I refocus. The Doctor contemplates how he has misjudged Lytton. Lytton the mercenary WHO KILLED A FUCKLOAD OF PEOPLE AND WORKED WITH THE DALEKS! And then The Doctor whirls around Cybercontrol shooting the shit out of some Cybermen and I start wondering how that ‘man who never would’ line in “The Doctor’s Daughter” got past the script editor. Lytton has died somewhere along the line too. Oh well. The Doctor and Peri do a runner and then those explosives are making the Cybermen go bang-bang. I assume some Cryons probably survived that story, but every other bugger is ding dang dead.
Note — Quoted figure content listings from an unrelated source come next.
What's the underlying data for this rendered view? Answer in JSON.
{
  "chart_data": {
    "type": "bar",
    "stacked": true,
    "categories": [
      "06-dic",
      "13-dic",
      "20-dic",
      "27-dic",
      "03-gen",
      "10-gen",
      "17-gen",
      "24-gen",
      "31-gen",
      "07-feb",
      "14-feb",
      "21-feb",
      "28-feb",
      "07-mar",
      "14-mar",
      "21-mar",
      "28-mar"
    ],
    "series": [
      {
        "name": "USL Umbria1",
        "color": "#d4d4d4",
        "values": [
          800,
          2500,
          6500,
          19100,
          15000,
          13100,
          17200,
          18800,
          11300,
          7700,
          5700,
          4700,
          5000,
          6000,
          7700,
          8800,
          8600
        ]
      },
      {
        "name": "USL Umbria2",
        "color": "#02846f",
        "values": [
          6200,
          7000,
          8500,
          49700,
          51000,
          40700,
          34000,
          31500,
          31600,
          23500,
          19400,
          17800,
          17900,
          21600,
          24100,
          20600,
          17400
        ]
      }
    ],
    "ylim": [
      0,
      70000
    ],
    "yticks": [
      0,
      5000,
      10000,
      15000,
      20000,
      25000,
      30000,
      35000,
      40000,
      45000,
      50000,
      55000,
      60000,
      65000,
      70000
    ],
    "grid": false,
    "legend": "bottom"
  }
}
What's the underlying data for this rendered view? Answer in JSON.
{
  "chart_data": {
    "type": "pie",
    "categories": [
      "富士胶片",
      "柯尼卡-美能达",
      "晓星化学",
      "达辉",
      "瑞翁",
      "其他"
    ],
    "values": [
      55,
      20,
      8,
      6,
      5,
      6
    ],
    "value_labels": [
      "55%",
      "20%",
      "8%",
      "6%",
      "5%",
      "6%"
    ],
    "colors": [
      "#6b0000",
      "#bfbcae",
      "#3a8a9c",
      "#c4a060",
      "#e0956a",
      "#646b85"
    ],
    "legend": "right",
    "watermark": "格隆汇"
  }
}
“Didn’t go very well, did it?” says The Doctor to Peri at the end, breaking the fourth wall to sum up the whole debacle quite nicely.
Oh hang on, that bit ISN’T metafictional?
So this MIGHT have been written by Paula Moore, it MIGHT have been written by Eric Saward and it MIGHT have been written by Ian Levine. If Ian Levine did write this, then I’d say it’s better than Doctor In Distress but not as good as Take That & Party. So that’d imply a strong 5/10. But it’s total cyberbobbins. I really did try and embrace the positive, honestly, I did. BUT I CAN’T. 2/10.